Regarding the stonewall game:

White played the opening poorly and after 10. Nb3?! (unclear what that knight is doing here), black has a very comfortable position. However 10....a6 is just weakening the queenside without any need.

At this point, you really do want to play something active that will eventually free your cramped position. Both 10... b6 or 10....e5 look like decent options and should free your position.

Your idea with Ng4 (and certainly the knight sacrifice) looks overly optimistic to me. You are not going to mate on that side of the board easily against normal defense.


The Scotch game. Another inaccurate piece sacrifice. At least I would have expected Bxb2 to develop a piece.

After that plenty of tactical blunders from both sides. A computer analysis should be able to point these out.
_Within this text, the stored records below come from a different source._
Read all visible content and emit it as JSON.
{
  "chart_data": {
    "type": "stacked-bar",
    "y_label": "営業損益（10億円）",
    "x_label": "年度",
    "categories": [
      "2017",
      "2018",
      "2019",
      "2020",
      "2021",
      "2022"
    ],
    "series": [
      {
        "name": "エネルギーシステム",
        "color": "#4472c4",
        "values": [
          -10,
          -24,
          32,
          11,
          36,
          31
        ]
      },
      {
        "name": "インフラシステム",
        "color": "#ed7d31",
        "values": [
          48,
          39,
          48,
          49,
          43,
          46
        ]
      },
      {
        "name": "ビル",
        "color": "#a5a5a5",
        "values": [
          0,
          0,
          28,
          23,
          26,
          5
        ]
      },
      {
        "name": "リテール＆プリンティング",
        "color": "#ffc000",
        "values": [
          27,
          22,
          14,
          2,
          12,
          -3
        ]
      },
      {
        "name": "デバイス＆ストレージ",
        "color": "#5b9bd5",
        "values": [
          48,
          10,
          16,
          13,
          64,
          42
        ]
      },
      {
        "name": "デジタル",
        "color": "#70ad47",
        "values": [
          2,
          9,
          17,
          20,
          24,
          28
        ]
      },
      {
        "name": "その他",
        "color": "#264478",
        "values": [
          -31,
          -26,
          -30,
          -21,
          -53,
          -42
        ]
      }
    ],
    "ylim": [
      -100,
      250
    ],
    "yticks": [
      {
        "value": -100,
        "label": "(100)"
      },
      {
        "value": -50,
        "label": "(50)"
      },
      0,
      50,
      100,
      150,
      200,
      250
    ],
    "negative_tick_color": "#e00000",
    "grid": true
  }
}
I focus on other mistakes that are hard to see with computers. If you are attacking, generally (and particularly if you are material down) you want to avoid simplifications and exchange of pieces. Moves like 12. Nxd4 or 18. Ne6 should therefore be checked carefully.


The Scandinavian:

By far the most normal of these three games. No attack going on. You should play this positionally and be concerned with not losing pawns and with positioning your pieces actively.

  1. Ne5 looks pseudoactive: the knight looks good there for a moment, but does not really threaten anything and will be challenged soon. Potentially more serious is that you exchange your light squared bishop and stay with the worse dark squared bishop.

  2. Qa4 would win a piece.

After 16. 0-0-0 0-0-0 would be a good time to assess the position and come up with a new plan. You are a pawn down and should at least try to position your pieces as active as possible. However within the next couple of moves, you position your pieces just to protect your own pawns, put your bishop on the poor square f4 (Be3 might have been better) and give black the open d file for the rook. Not surprisingly you lose more pawns and are just lucky at the end for black blundering a piece.


Always difficult to give an assessment based on a couple of games only. In your case I would recommend to be less optimistic in your attacks/sacrifices. Even if you end up winning now, against stronger opponents I doubt it works all that often.

Something to look out for could be piece activity and how to improve this. See what good/weak bishops are and how to get/prevent them, etc.